Through a variety of equally incompetent agents, working on
three guest spots on episodic TV (one as a dead bimbo and two
under-fives), two commercials (neither of which went
national), a forgettable scene in a forgettable feature, which
ended up on the cutting room floor, and a five day stint in a
play, in a so far off Hollywood Boulevard theatre it was
practically in The Valley. She was still struggling, trying to
get a powerful agent, book a pilot, perfect the perfect eight
by ten to catch the eye of a casting director instead of
lining the trash.
Constant rejection was something Meringue had strangely begun
to relish and use to her advantage. If ever she landed a role
for a ‘pretty, rejected blonde’ she wouldn’t even have to
research her character. She’d just slip into the role, like an
oyster slipping easily down your throat. If you liked oysters.
Which Meringue did not. She thought oysters looked as if
someone had blown their nose into a shell. Boogers on the
bivalve. Yum? But she mustn’t say anything for fear of
offending anyone, because everybody knew somebody who might
know someone influential. So, she kept her oyster musings to
herself.
Hollywood was nasty, she thought, gazing at the flagrant,
fragrant flowers looping through her balcony. She hated it and
everybody in it. Disappointingly, Hollywood was an insidious
city. It drew you in and spat you out like a cow with two
stomachs, chewing you up, sucking you down, regurgitating and
swallowing you all over again. You had to be so tough to get
out of Hollywood. Meringue was unsure that she could do that,
although she desperately wanted to go home to Florida, into
her mother’s arms and sit at her safe, faded kitchen table.
Impossible. For now.
Give it another six months. One more pilot season. Just until
the leaves turn gold. How absurd! LA was seasonless. Leaves,
devoid of colour change, remained emerald, envious, like the
people. Mindless, endless weeks turned into months that turned
into years. And Meringue was still here. Like Dixie the
waitress in IHOP, on the cusp of Sunset and the Big Time.

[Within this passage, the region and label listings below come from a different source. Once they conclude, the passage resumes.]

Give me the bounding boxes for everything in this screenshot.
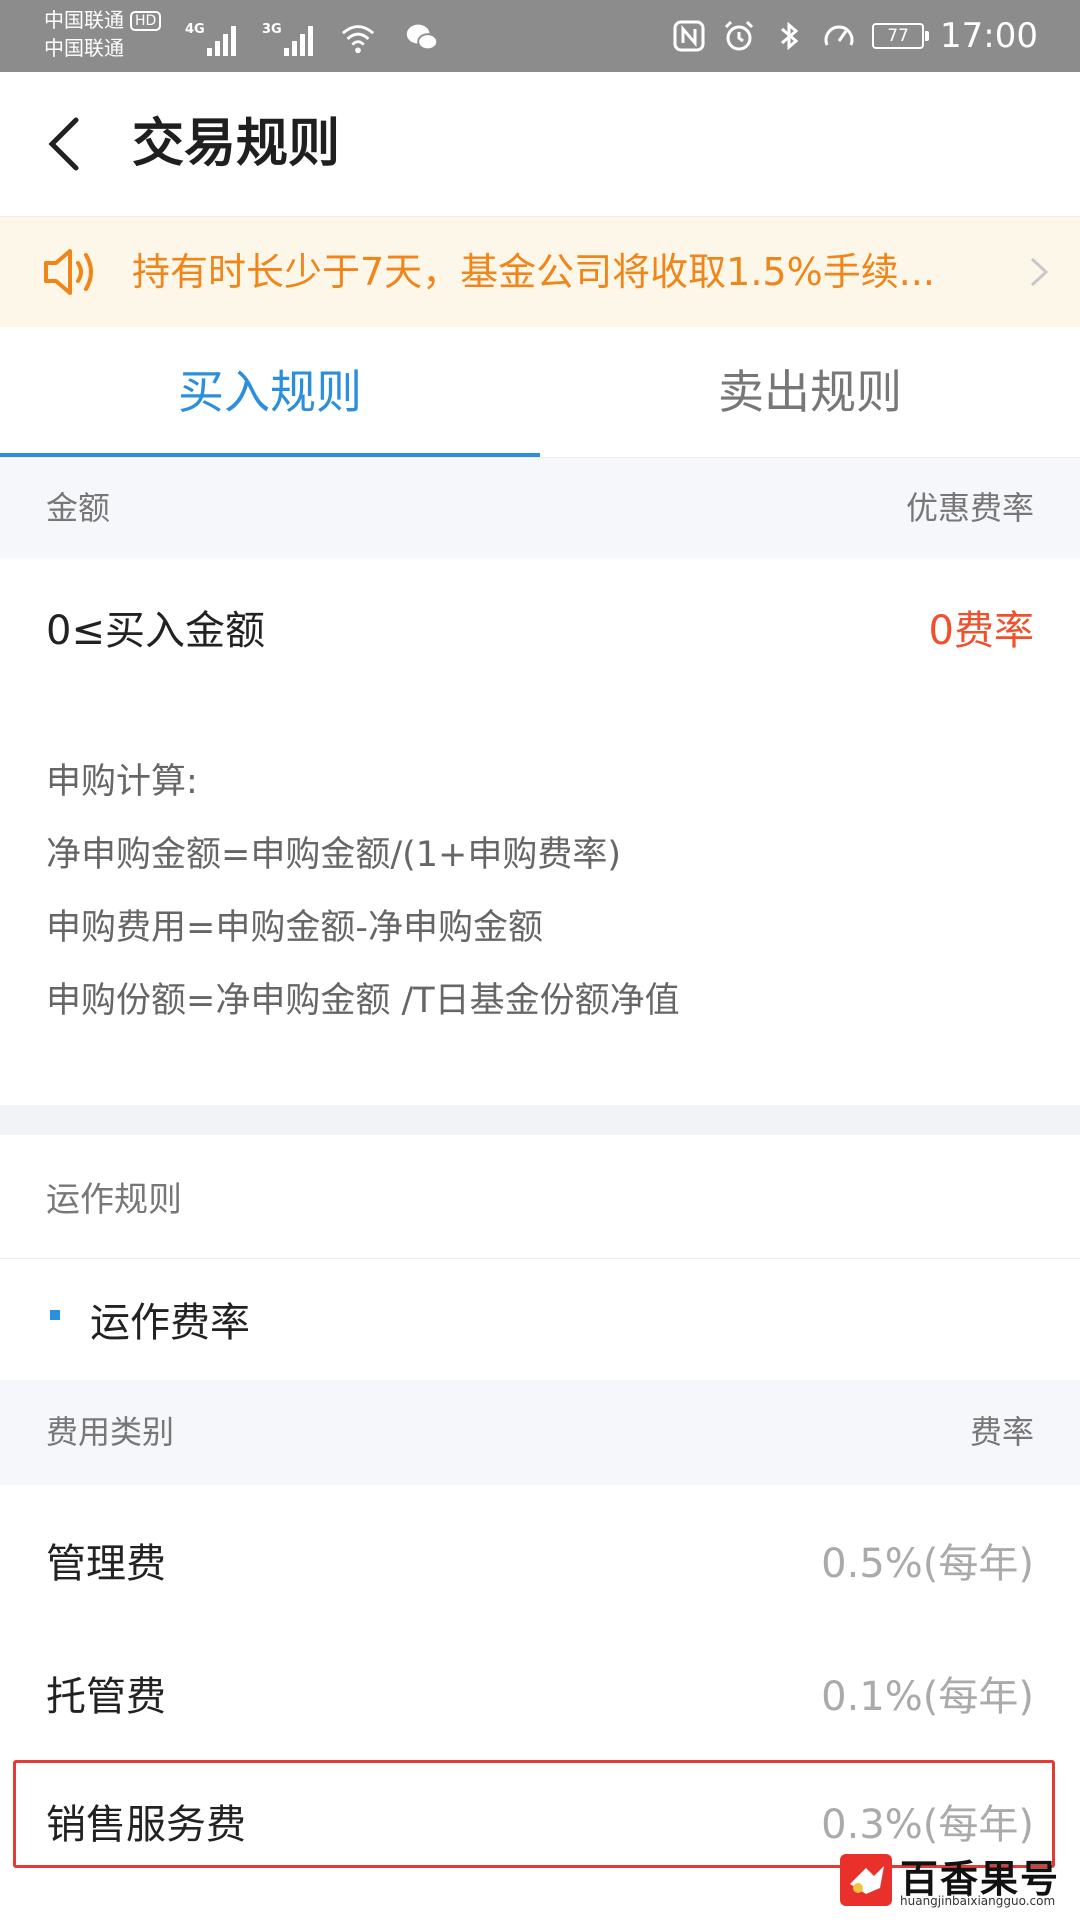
nfc-icon — [673, 20, 705, 52]
carrier-info: 中国联通 HD 中国联通 — [44, 6, 162, 62]
formula-line: 净申购金额=申购金额/(1+申购费率) — [46, 835, 622, 875]
operations-subtitle: 运作费率 — [90, 1300, 250, 1346]
fee-table-header: 费用类别 费率 — [0, 1380, 1080, 1485]
formula-line: 申购费用=申购金额-净申购金额 — [46, 908, 543, 948]
speed-icon — [824, 25, 854, 46]
operations-title: 运作规则 — [46, 1180, 182, 1220]
fee-label: 托管费 — [46, 1674, 166, 1720]
status-time: 17:00 — [940, 16, 1038, 56]
battery-icon: 77 — [872, 23, 930, 49]
nav-header: 交易规则 — [0, 72, 1080, 217]
carrier-2: 中国联通 — [44, 36, 124, 60]
carrier-1: 中国联通 — [44, 8, 124, 32]
header-amount: 金额 — [46, 489, 111, 527]
bullet-icon — [50, 1310, 60, 1320]
buy-table-header: 金额 优惠费率 — [0, 458, 1080, 558]
table-row: 管理费 0.5%(每年) — [0, 1485, 1080, 1620]
subscription-formula: 申购计算: 净申购金额=申购金额/(1+申购费率) 申购费用=申购金额-净申购金… — [46, 746, 680, 1038]
page-title: 交易规则 — [132, 114, 341, 174]
divider — [0, 1258, 1080, 1259]
watermark-logo-icon — [840, 1854, 892, 1906]
fee-label: 管理费 — [46, 1541, 166, 1587]
status-right: 77 17:00 — [672, 0, 1038, 72]
alarm-icon — [724, 20, 754, 51]
hd-badge: HD — [130, 11, 162, 31]
buy-rate-row: 0≤买入金额 0费率 — [0, 558, 1080, 688]
section-divider — [0, 1105, 1080, 1135]
status-bar: 中国联通 HD 中国联通 4G 3G 77 17:00 — [0, 0, 1080, 72]
wifi-icon — [341, 25, 375, 54]
speaker-icon — [44, 249, 93, 295]
table-row: 托管费 0.1%(每年) — [0, 1620, 1080, 1755]
watermark: 百香果号 huangjinbaixiangguo.com — [840, 1848, 1070, 1914]
header-fee-type: 费用类别 — [46, 1413, 175, 1451]
signal-group: 4G 3G — [185, 12, 441, 56]
tab-sell-rules[interactable]: 卖出规则 — [540, 327, 1080, 457]
watermark-url: huangjinbaixiangguo.com — [900, 1894, 1056, 1908]
header-discount-rate: 优惠费率 — [905, 489, 1034, 527]
buy-rate-value: 0费率 — [928, 608, 1034, 654]
notice-text: 持有时长少于7天，基金公司将收取1.5%手续... — [132, 250, 935, 294]
back-arrow-icon[interactable] — [36, 112, 100, 176]
wechat-icon — [406, 24, 439, 51]
tab-buy-rules[interactable]: 买入规则 — [0, 327, 540, 457]
formula-line: 申购份额=净申购金额 /T日基金份额净值 — [46, 981, 680, 1021]
rules-tabs: 买入规则 卖出规则 — [0, 327, 1080, 458]
active-tab-indicator — [0, 453, 540, 457]
fee-value: 0.1%(每年) — [821, 1674, 1034, 1720]
chevron-right-icon — [1030, 257, 1049, 287]
buy-amount-label: 0≤买入金额 — [46, 608, 265, 654]
bluetooth-icon — [781, 21, 799, 51]
fee-value: 0.5%(每年) — [821, 1541, 1034, 1587]
formula-title: 申购计算: — [46, 762, 198, 802]
notice-banner[interactable]: 持有时长少于7天，基金公司将收取1.5%手续... — [0, 217, 1080, 327]
signal-3g-icon: 3G — [262, 22, 313, 56]
header-fee-rate: 费率 — [969, 1413, 1034, 1451]
signal-4g-icon: 4G — [185, 22, 236, 56]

Dixie with her dusty, crispy, iodine hair. Lipstick edging her
creased mouth, lost in the furrows of her rouged cheeks. The
young, pretty thing who had come to Hollywood thirty-two years
ago filled with stardust fantasy, yet still yearning for a
break. Dixie’s biggest role to date was asking if you wanted
syrup or sugar with your pancakes.
Meringue knew that unless she found inner strength to escape
Hollywood, Los Demonios, one day she would be Dixie.